Dal 2007 il rifugio Pagarì si è costituito microbirrificio, ottenendo dall'ufficio delle Dogane di Cuneo la licenza per poter produrre birra in loco. Ciò mi permette, a inizio stagione, di produrre il quantitativo di birra necessario al fabbisogno del rifugio. Rimane importante non sovrastimare il consumo, poiché le rigide temperature invernali farebbero esplodere le bottiglie di birra eventualmente rimaste invendute.
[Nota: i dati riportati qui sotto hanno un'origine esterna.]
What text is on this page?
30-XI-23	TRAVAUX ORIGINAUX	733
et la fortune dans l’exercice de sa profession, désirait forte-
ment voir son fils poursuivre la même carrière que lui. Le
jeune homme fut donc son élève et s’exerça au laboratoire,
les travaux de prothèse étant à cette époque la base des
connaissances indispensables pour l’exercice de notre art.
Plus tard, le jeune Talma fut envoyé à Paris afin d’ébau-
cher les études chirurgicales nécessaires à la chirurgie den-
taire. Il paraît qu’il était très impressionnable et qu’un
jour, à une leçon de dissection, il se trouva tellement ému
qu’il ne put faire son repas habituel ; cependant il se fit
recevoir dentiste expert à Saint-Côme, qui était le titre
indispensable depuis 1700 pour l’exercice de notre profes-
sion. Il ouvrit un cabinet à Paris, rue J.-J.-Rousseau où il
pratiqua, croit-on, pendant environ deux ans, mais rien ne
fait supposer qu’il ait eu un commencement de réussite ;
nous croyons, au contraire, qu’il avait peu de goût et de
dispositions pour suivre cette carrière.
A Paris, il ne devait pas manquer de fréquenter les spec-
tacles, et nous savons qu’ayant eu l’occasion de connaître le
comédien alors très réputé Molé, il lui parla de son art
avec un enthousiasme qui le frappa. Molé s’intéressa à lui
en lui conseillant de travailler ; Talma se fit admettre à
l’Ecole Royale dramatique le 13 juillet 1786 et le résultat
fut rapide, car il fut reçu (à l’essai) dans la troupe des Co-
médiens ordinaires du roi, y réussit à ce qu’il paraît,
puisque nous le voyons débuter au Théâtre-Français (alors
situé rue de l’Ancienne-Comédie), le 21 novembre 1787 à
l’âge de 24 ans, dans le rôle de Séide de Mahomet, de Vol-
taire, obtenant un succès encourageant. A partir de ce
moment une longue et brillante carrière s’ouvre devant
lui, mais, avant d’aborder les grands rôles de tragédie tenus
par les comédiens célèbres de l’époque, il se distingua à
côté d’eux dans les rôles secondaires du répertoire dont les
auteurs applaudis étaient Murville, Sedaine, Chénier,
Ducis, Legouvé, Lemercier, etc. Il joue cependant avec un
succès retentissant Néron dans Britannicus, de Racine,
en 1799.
Bersi una birra al tramonto La vendita è possibile esclusivamente in loco: si può consumare in boccale da 33 cl presso il rifugio, oppure si può asportare, in bottigliette da 33 cl. Nel caso si trasporti a valle la bottiglietta, non si potrà consumare che dopo alcuni giorni. Infatti il metodo naturale di produzione, legato al fatto che non pastorizzo né filtro la birra, crea un deposito sul fondo della bottiglia che si mescola alla birra durante il trasporto a valle. Rimane dunque necessario attendere che tali lieviti, ora sospesi, ridepositino sul fondo della bottiglia. Operazione che necessita, appunto, di un riposo di alcuni giorni.
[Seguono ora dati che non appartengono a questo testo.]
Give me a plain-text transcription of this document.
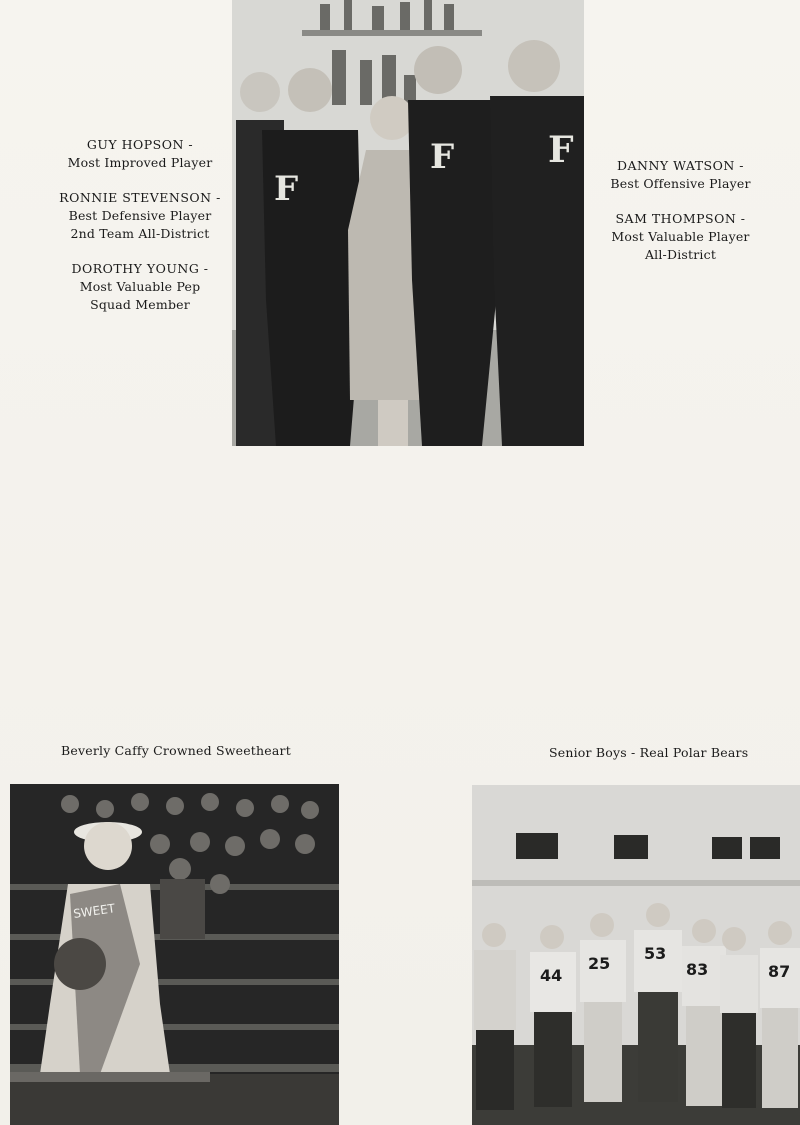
GUY HOPSON -
Most Improved Player
RONNIE STEVENSON -
Best Defensive Player
2nd Team All-District
DOROTHY YOUNG -
Most Valuable Pep
Squad Member
F
F	F	DANNY WATSON -
Best Offensive Player
SAM THOMPSON -
Most Valuable Player
All-District
Beverly Caffy Crowned Sweetheart	Senior Boys - Real Polar Bears
SWEET
44
25
53
83	87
La birra prodotta, di colore leggermente ambrato, utilizza malti Lager, con coscienziosa mescolanza di malti Weizen al fine di arrotondarne il gusto, attribuendo alla birra un retrogusto leggermente amaro. La birra prodotta è denominata "Birra Pagarina", e per poterla gustare bisogna... conquistarsela con oltre 4 ore di cammino.